I don't like crucibles; especially when I'm in one. According to Webster, crucibles are vessels that are used for severe testing with plans to influence change or development.  Crucibles are used primarily for these purposes: To melt, to mold, or to smelt. They are uncomfortable situations, and I want out of them just as quickly as I find myself in them.

Our economy is in a crucible. For most of us, our employment is in a crucible. Our leadership. Our business. Our family situation. Name it, most of us are in one.

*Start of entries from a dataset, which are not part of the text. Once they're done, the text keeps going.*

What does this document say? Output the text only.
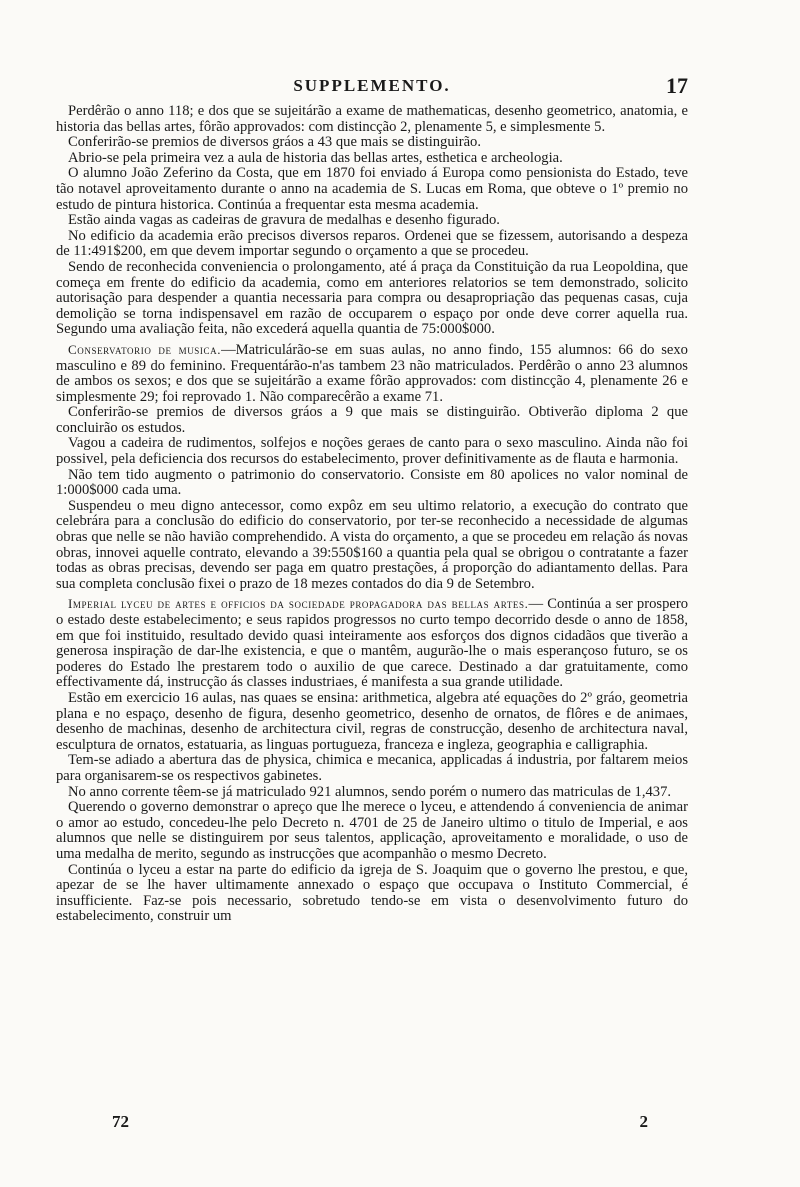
SUPPLEMENTO.	17

Perdêrão o anno 118; e dos que se sujeitárão a exame de mathematicas, desenho geometrico, anatomia, e historia das bellas artes, fôrão approvados: com distincção 2, plenamente 5, e simplesmente 5.

Conferirão-se premios de diversos gráos a 43 que mais se distinguirão.

Abrio-se pela primeira vez a aula de historia das bellas artes, esthetica e archeologia.

O alumno João Zeferino da Costa, que em 1870 foi enviado á Europa como pensionista do Estado, teve tão notavel aproveitamento durante o anno na academia de S. Lucas em Roma, que obteve o 1º premio no estudo de pintura historica. Continúa a frequentar esta mesma academia.

Estão ainda vagas as cadeiras de gravura de medalhas e desenho figurado.

No edificio da academia erão precisos diversos reparos. Ordenei que se fizessem, autorisando a despeza de 11:491$200, em que devem importar segundo o orçamento a que se procedeu.

Sendo de reconhecida conveniencia o prolongamento, até á praça da Constituição da rua Leopoldina, que começa em frente do edificio da academia, como em anteriores relatorios se tem demonstrado, solicito autorisação para despender a quantia necessaria para compra ou desapropriação das pequenas casas, cuja demolição se torna indispensavel em razão de occuparem o espaço por onde deve correr aquella rua. Segundo uma avaliação feita, não excederá aquella quantia de 75:000$000.

Conservatorio de musica.—Matriculárão-se em suas aulas, no anno findo, 155 alumnos: 66 do sexo masculino e 89 do feminino. Frequentárão-n'as tambem 23 não matriculados. Perdêrão o anno 23 alumnos de ambos os sexos; e dos que se sujeitárão a exame fôrão approvados: com distincção 4, plenamente 26 e simplesmente 29; foi reprovado 1. Não comparecêrão a exame 71.

Conferirão-se premios de diversos gráos a 9 que mais se distinguirão. Obtiverão diploma 2 que concluirão os estudos.

Vagou a cadeira de rudimentos, solfejos e noções geraes de canto para o sexo masculino. Ainda não foi possivel, pela deficiencia dos recursos do estabelecimento, prover definitivamente as de flauta e harmonia.

Não tem tido augmento o patrimonio do conservatorio. Consiste em 80 apolices no valor nominal de 1:000$000 cada uma.

Suspendeu o meu digno antecessor, como expôz em seu ultimo relatorio, a execução do contrato que celebrára para a conclusão do edificio do conservatorio, por ter-se reconhecido a necessidade de algumas obras que nelle se não havião comprehendido. A vista do orçamento, a que se procedeu em relação ás novas obras, innovei aquelle contrato, elevando a 39:550$160 a quantia pela qual se obrigou o contratante a fazer todas as obras precisas, devendo ser paga em quatro prestações, á proporção do adiantamento dellas. Para sua completa conclusão fixei o prazo de 18 mezes contados do dia 9 de Setembro.

Imperial lyceu de artes e officios da sociedade propagadora das bellas artes.— Continúa a ser prospero o estado deste estabelecimento; e seus rapidos progressos no curto tempo decorrido desde o anno de 1858, em que foi instituido, resultado devido quasi inteiramente aos esforços dos dignos cidadãos que tiverão a generosa inspiração de dar-lhe existencia, e que o mantêm, augurão-lhe o mais esperançoso futuro, se os poderes do Estado lhe prestarem todo o auxilio de que carece. Destinado a dar gratuitamente, como effectivamente dá, instrucção ás classes industriaes, é manifesta a sua grande utilidade.

Estão em exercicio 16 aulas, nas quaes se ensina: arithmetica, algebra até equações do 2º gráo, geometria plana e no espaço, desenho de figura, desenho geometrico, desenho de ornatos, de flôres e de animaes, desenho de machinas, desenho de architectura civil, regras de construcção, desenho de architectura naval, esculptura de ornatos, estatuaria, as linguas portugueza, franceza e ingleza, geographia e calligraphia.

Tem-se adiado a abertura das de physica, chimica e mecanica, applicadas á industria, por faltarem meios para organisarem-se os respectivos gabinetes.

No anno corrente têem-se já matriculado 921 alumnos, sendo porém o numero das matriculas de 1,437.

Querendo o governo demonstrar o apreço que lhe merece o lyceu, e attendendo á conveniencia de animar o amor ao estudo, concedeu-lhe pelo Decreto n. 4701 de 25 de Janeiro ultimo o titulo de Imperial, e aos alumnos que nelle se distinguirem por seus talentos, applicação, aproveitamento e moralidade, o uso de uma medalha de merito, segundo as instrucções que acompanhão o mesmo Decreto.

Continúa o lyceu a estar na parte do edificio da igreja de S. Joaquim que o governo lhe prestou, e que, apezar de se lhe haver ultimamente annexado o espaço que occupava o Instituto Commercial, é insufficiente. Faz-se pois necessario, sobretudo tendo-se em vista o desenvolvimento futuro do estabelecimento, construir um

72	2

Whether or not you are an Old Testament reader, this story about Elijah is a good read.  In the book of 1 Kings 17:8-9, Elijah finds himself in a crucible. He went from the frying pan, a place in the desert where the brook he was drinking from dried up, into the fire. The place to which God directed him was a location called Zarephath, which in Hebrew means crucible.

Basically God said, "Go to the place where the people are bitter enemies, where they worship other Gods and not me, and the place where the father of the queen you're running from rules."

If I'm Elijah, I'm thinking, "No way, Jose. There is not a chance in hell I'm going there." Hell, huh? Sounds like heat, a fire, much like a crucible.

What I have come to realize is that often times God allows the heat to be turned up in my small, selfish little world and I find myself being tested not once or twice but back to back situations. Or as Chuck Swindoll suggests,  "Or perhaps it would be even more accurate to say back to back to back to back to back. Usually, His preparatory tests don't stop with one or two. They multiply. And as soon as you climb out of one crucible thinking, "Okay, I made it through that one," you're plunged into another, where the flame is even hotter."

I'm in one.  How about you?  I don't like the heat but have to trust God that He is purifying me for His greater purpose.  He has a plan.  I don't know what it is but I want to be faithful and find out.  Why?  Because I know for me, crucibles create Christlikeness and I want to be more like him now than ever before.

rb



2 comments (Add your own)

1. erynn wrote:
Jeremiah 17:7-8
7 But blessed is the man who trusts in the LORD,
whose confidence is in him.

8 He will be like a tree planted by the water
that sends out its roots by the stream.
It does not fear when heat comes;
its leaves are always green.
It has no worries in a year of drought
and never fails to bear fruit."

August 20, 2008 @ 8:48 AM

2. dad wrote:
This is scary. I shared that same passage several times over the last couple of weeks with several men. Like father, like daughter?